Kim Jeong-bae et al. [
11] investigated the statistical properties of the SI analytically by using approximations for
F-distribution. They analyzed cases when control charts for averages and ranges/standard deviations were being used, and when process mean and SDs were either constant or changed stepwise. The results obtained by this group are close to previous works, and they also use a two-dimensional plane to distinguish good processes from bad ones. The critical points for the SI turned out to be dependent on chart type, the number of subgroups, and their size. Thus, Kim Jeong-bae et al. [
11] outlined that there was no single measure to assess process stability, and we agree with this.
5. Conclusions
In this article, we presented a number of arguments that using the SI without a good understanding of its nature and properties could lead not to process improvement but to process worsening instead. Factually, the quality of business decisions may become low because of management errors. These errors may be caused by misunderstanding of what small or big values of the SI really mean or by misinterpretation of what follow-ups should be carried out.

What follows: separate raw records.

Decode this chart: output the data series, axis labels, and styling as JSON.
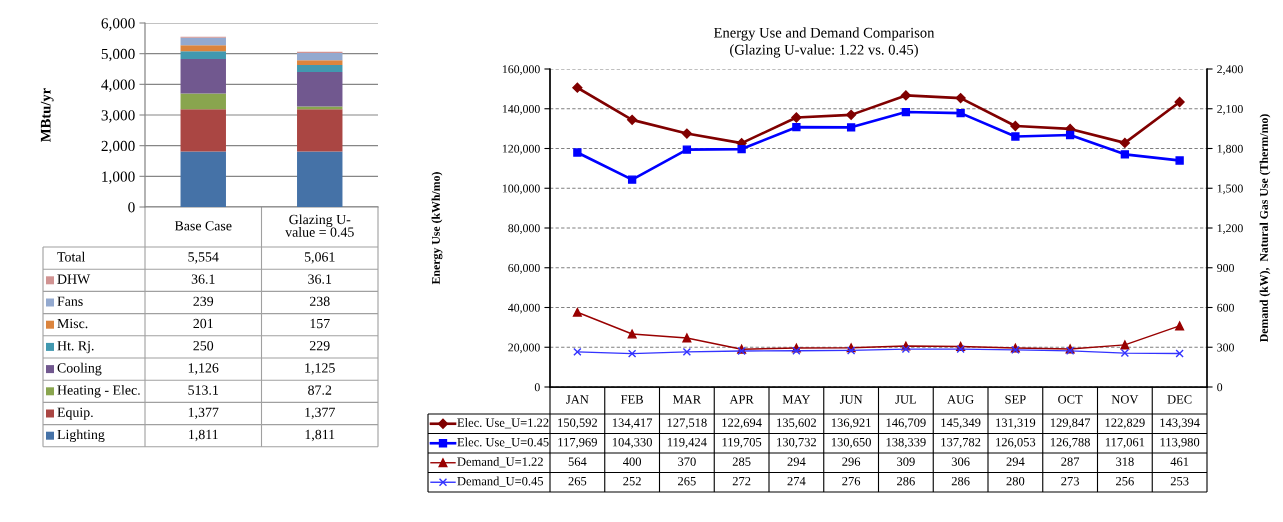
{
  "chart_data": [
    {
      "type": "bar",
      "stacked": true,
      "ylabel": "MBtu/yr",
      "categories": [
        "Base Case",
        "Glazing U-value = 0.45"
      ],
      "ylim": [
        0,
        6000
      ],
      "yticks": [
        0,
        {
          "value": 1000,
          "label": "1,000"
        },
        {
          "value": 2000,
          "label": "2,000"
        },
        {
          "value": 3000,
          "label": "3,000"
        },
        {
          "value": 4000,
          "label": "4,000"
        },
        {
          "value": 5000,
          "label": "5,000"
        },
        {
          "value": 6000,
          "label": "6,000"
        }
      ],
      "grid": "y",
      "legend": "bottom",
      "series": [
        {
          "name": "Lighting",
          "color": "#4572a7",
          "values": [
            1811,
            1811
          ],
          "value_labels": [
            "1,811",
            "1,811"
          ]
        },
        {
          "name": "Equip.",
          "color": "#aa4643",
          "values": [
            1377,
            1377
          ],
          "value_labels": [
            "1,377",
            "1,377"
          ]
        },
        {
          "name": "Heating - Elec.",
          "color": "#89a54e",
          "values": [
            513.1,
            87.2
          ],
          "value_labels": [
            "513.1",
            "87.2"
          ]
        },
        {
          "name": "Cooling",
          "color": "#71588f",
          "values": [
            1126,
            1125
          ],
          "value_labels": [
            "1,126",
            "1,125"
          ]
        },
        {
          "name": "Ht. Rj.",
          "color": "#4198af",
          "values": [
            250,
            229
          ],
          "value_labels": [
            "250",
            "229"
          ]
        },
        {
          "name": "Misc.",
          "color": "#db843d",
          "values": [
            201,
            157
          ],
          "value_labels": [
            "201",
            "157"
          ]
        },
        {
          "name": "Fans",
          "color": "#93a9cf",
          "values": [
            239,
            238
          ],
          "value_labels": [
            "239",
            "238"
          ]
        },
        {
          "name": "DHW",
          "color": "#d19392",
          "values": [
            36.1,
            36.1
          ],
          "value_labels": [
            "36.1",
            "36.1"
          ]
        }
      ],
      "annotations": [
        "Total",
        "5,554",
        "5,061"
      ]
    },
    {
      "type": "line",
      "title": "Energy Use and Demand Comparison",
      "subtitle": "(Glazing U-value: 1.22 vs. 0.45)",
      "ylabel": "Energy Use (kWh/mo)",
      "y2label": "Demand (kW),  Natural Gas Use (Therm/mo)",
      "categories": [
        "JAN",
        "FEB",
        "MAR",
        "APR",
        "MAY",
        "JUN",
        "JUL",
        "AUG",
        "SEP",
        "OCT",
        "NOV",
        "DEC"
      ],
      "ylim": [
        0,
        160000
      ],
      "yticks": [
        0,
        {
          "value": 20000,
          "label": "20,000"
        },
        {
          "value": 40000,
          "label": "40,000"
        },
        {
          "value": 60000,
          "label": "60,000"
        },
        {
          "value": 80000,
          "label": "80,000"
        },
        {
          "value": 100000,
          "label": "100,000"
        },
        {
          "value": 120000,
          "label": "120,000"
        },
        {
          "value": 140000,
          "label": "140,000"
        },
        {
          "value": 160000,
          "label": "160,000"
        }
      ],
      "y2lim": [
        0,
        2400
      ],
      "y2ticks": [
        0,
        300,
        600,
        900,
        {
          "value": 1200,
          "label": "1,200"
        },
        {
          "value": 1500,
          "label": "1,500"
        },
        {
          "value": 1800,
          "label": "1,800"
        },
        {
          "value": 2100,
          "label": "2,100"
        },
        {
          "value": 2400,
          "label": "2,400"
        }
      ],
      "grid": "y",
      "legend": "bottom",
      "line_style": "solid",
      "series": [
        {
          "name": "Elec. Use_U=1.22",
          "color": "#800000",
          "marker": "diamond",
          "values": [
            150592,
            134417,
            127518,
            122694,
            135602,
            136921,
            146709,
            145349,
            131319,
            129847,
            122829,
            143394
          ],
          "value_labels": [
            "150,592",
            "134,417",
            "127,518",
            "122,694",
            "135,602",
            "136,921",
            "146,709",
            "145,349",
            "131,319",
            "129,847",
            "122,829",
            "143,394"
          ]
        },
        {
          "name": "Elec. Use_U=0.45",
          "color": "#0000ff",
          "marker": "square",
          "values": [
            117969,
            104330,
            119424,
            119705,
            130732,
            130650,
            138339,
            137782,
            126053,
            126788,
            117061,
            113980
          ],
          "value_labels": [
            "117,969",
            "104,330",
            "119,424",
            "119,705",
            "130,732",
            "130,650",
            "138,339",
            "137,782",
            "126,053",
            "126,788",
            "117,061",
            "113,980"
          ]
        },
        {
          "name": "Demand_U=1.22",
          "color": "#990000",
          "marker": "triangle",
          "axis": "y2",
          "values": [
            564,
            400,
            370,
            285,
            294,
            296,
            309,
            306,
            294,
            287,
            318,
            461
          ],
          "value_labels": [
            "564",
            "400",
            "370",
            "285",
            "294",
            "296",
            "309",
            "306",
            "294",
            "287",
            "318",
            "461"
          ]
        },
        {
          "name": "Demand_U=0.45",
          "color": "#3333ff",
          "marker": "cross",
          "axis": "y2",
          "values": [
            265,
            252,
            265,
            272,
            274,
            276,
            286,
            286,
            280,
            273,
            256,
            253
          ],
          "value_labels": [
            "265",
            "252",
            "265",
            "272",
            "274",
            "276",
            "286",
            "286",
            "280",
            "273",
            "256",
            "253"
          ]
        }
      ]
    }
  ]
}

They can lead to unneeded distraction, wasted time and effort, and increased process variability. Furthermore, they can lead to disappointment in SPC methods in general and ShCCs in particular. Rephrasing the well-known phrase of R. Descartes, the right use of the right words can make the number of misconceptions half as much. The SI is an unsuccessful term, as we tried to prove in this work. So, what are we to do to improve the situation?

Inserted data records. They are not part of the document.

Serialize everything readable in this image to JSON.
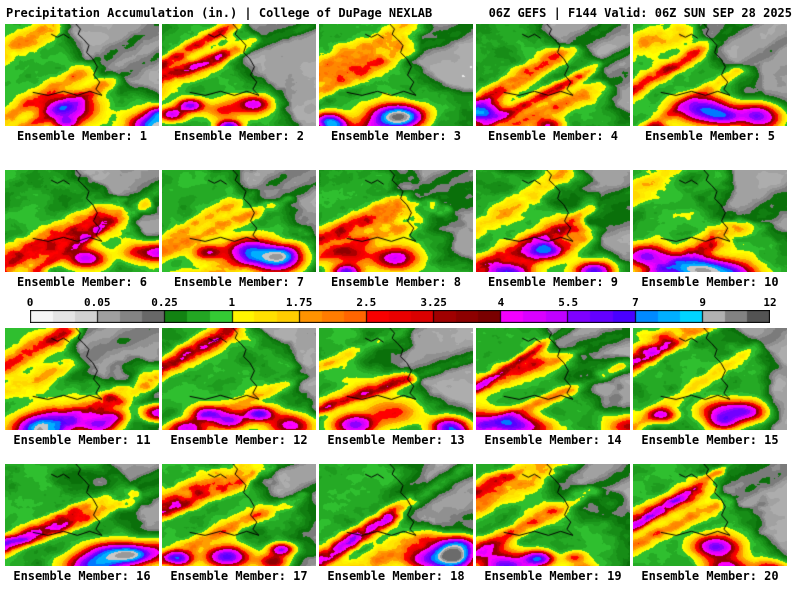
{
  "header": {
    "left": "Precipitation Accumulation (in.) | College of DuPage NEXLAB",
    "right": "06Z GEFS | F144 Valid: 06Z SUN SEP 28 2025"
  },
  "panels": [
    {
      "label": "Ensemble Member: 1"
    },
    {
      "label": "Ensemble Member: 2"
    },
    {
      "label": "Ensemble Member: 3"
    },
    {
      "label": "Ensemble Member: 4"
    },
    {
      "label": "Ensemble Member: 5"
    },
    {
      "label": "Ensemble Member: 6"
    },
    {
      "label": "Ensemble Member: 7"
    },
    {
      "label": "Ensemble Member: 8"
    },
    {
      "label": "Ensemble Member: 9"
    },
    {
      "label": "Ensemble Member: 10"
    },
    {
      "label": "Ensemble Member: 11"
    },
    {
      "label": "Ensemble Member: 12"
    },
    {
      "label": "Ensemble Member: 13"
    },
    {
      "label": "Ensemble Member: 14"
    },
    {
      "label": "Ensemble Member: 15"
    },
    {
      "label": "Ensemble Member: 16"
    },
    {
      "label": "Ensemble Member: 17"
    },
    {
      "label": "Ensemble Member: 18"
    },
    {
      "label": "Ensemble Member: 19"
    },
    {
      "label": "Ensemble Member: 20"
    }
  ],
  "colorbar": {
    "units": "in.",
    "ticks": [
      "0",
      "0.05",
      "0.25",
      "1",
      "1.75",
      "2.5",
      "3.25",
      "4",
      "5.5",
      "7",
      "9",
      "12"
    ],
    "tick_values": [
      0,
      0.05,
      0.25,
      1,
      1.75,
      2.5,
      3.25,
      4,
      5.5,
      7,
      9,
      12
    ]
  },
  "colormap": {
    "segments": [
      {
        "from": 0,
        "to": 0.05,
        "c1": "#FFFFFF",
        "c2": "#C8C8C8"
      },
      {
        "from": 0.05,
        "to": 0.25,
        "c1": "#ADADAD",
        "c2": "#5A5A5A"
      },
      {
        "from": 0.25,
        "to": 1,
        "c1": "#0A700A",
        "c2": "#3CDC3C"
      },
      {
        "from": 1,
        "to": 1.75,
        "c1": "#FFFF00",
        "c2": "#FFC300"
      },
      {
        "from": 1.75,
        "to": 2.5,
        "c1": "#FF9E00",
        "c2": "#FF5A00"
      },
      {
        "from": 2.5,
        "to": 3.25,
        "c1": "#FF0000",
        "c2": "#D40000"
      },
      {
        "from": 3.25,
        "to": 4,
        "c1": "#AA0000",
        "c2": "#700000"
      },
      {
        "from": 4,
        "to": 5.5,
        "c1": "#FF00FF",
        "c2": "#B400FF"
      },
      {
        "from": 5.5,
        "to": 7,
        "c1": "#8C00FF",
        "c2": "#3C00FF"
      },
      {
        "from": 7,
        "to": 9,
        "c1": "#0078FF",
        "c2": "#00E6FF"
      },
      {
        "from": 9,
        "to": 12,
        "c1": "#C8C8C8",
        "c2": "#3C3C3C"
      }
    ]
  }
}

First, this indicator should be renamed in order to focus the practitioner’s attention in the right direction. The name “stability index” makes the practitioner focus on process stability only, limiting her/his look on the process and distorting in some cases the analysis of the process state.

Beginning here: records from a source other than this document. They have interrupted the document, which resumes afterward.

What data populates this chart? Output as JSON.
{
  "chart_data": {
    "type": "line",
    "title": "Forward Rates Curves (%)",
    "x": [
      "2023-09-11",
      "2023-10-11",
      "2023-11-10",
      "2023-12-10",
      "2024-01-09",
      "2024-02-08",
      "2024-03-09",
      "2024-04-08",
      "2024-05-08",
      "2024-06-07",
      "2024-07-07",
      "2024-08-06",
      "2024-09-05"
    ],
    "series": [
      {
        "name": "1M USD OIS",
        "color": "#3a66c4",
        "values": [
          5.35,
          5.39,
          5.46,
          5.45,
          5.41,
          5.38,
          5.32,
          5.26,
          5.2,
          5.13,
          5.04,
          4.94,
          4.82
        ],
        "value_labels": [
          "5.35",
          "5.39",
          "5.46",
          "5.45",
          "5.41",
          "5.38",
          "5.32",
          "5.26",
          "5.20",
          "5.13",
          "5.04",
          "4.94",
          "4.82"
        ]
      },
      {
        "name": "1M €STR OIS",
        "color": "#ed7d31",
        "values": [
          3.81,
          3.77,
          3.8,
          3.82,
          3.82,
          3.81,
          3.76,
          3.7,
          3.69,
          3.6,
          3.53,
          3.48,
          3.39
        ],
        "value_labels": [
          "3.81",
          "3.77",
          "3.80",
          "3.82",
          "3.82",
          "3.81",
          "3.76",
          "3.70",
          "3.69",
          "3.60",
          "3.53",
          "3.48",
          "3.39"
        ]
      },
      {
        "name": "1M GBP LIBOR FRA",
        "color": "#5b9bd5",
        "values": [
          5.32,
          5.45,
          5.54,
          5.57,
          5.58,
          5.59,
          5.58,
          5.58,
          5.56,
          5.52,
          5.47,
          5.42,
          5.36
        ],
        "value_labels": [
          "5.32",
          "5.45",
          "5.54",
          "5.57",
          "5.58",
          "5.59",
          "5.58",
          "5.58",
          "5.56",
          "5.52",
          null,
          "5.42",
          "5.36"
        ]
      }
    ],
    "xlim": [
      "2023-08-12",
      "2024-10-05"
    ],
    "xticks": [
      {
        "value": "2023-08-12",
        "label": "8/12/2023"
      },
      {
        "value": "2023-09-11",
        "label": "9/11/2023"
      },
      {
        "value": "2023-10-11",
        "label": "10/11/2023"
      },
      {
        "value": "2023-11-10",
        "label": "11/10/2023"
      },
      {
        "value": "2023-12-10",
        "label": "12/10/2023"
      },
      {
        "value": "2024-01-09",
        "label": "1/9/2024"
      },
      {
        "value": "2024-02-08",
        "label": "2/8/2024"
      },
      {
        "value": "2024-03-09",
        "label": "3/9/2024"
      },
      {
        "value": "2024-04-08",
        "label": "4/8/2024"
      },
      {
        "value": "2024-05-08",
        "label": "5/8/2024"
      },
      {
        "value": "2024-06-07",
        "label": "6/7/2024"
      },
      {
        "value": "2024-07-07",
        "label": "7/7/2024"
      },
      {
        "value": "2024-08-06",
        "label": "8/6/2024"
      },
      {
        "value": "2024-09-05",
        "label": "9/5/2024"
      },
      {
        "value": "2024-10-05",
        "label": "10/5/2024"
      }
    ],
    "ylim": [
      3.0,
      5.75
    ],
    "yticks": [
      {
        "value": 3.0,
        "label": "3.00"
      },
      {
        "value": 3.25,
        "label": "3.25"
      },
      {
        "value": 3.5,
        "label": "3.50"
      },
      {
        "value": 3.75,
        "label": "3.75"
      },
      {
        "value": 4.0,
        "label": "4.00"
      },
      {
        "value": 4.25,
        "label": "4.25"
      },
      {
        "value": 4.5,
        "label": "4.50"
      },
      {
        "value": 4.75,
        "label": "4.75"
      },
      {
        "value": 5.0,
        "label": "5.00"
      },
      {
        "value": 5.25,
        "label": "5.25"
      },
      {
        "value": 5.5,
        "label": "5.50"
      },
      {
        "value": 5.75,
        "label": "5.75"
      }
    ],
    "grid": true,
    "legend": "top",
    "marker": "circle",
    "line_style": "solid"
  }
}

Second, the values of the ratio (3) should be correctly interpreted, and the new name—the PStI—can help to assess if the process has some peculiarities that require comprehensive examination first. These findings, if found, can help better understand the set of processes and improve both process and business decisions.
Third, a lot of new research is necessary. The statistical community needs to deepen the notion of process stability in order to distinguish between ephemeral events (as Dr. Deming defined the assignable cause of variation) and system change (as for non-homogenous processes). Similarly, the impact of data nonrandomness on process behavior remains insufficiently investigated. That is, the properties of the PStI should be analyzed by other researchers from different viewpoints and in various conditions.
At last, it seems very favorable that there is no need to invent any new metrics when there is one appropriate. This answers Occam’s razor principle.
The data that support the findings of this study are available on request from the corresponding author, [SV]. The data are not publicly available due to privacy restrictions.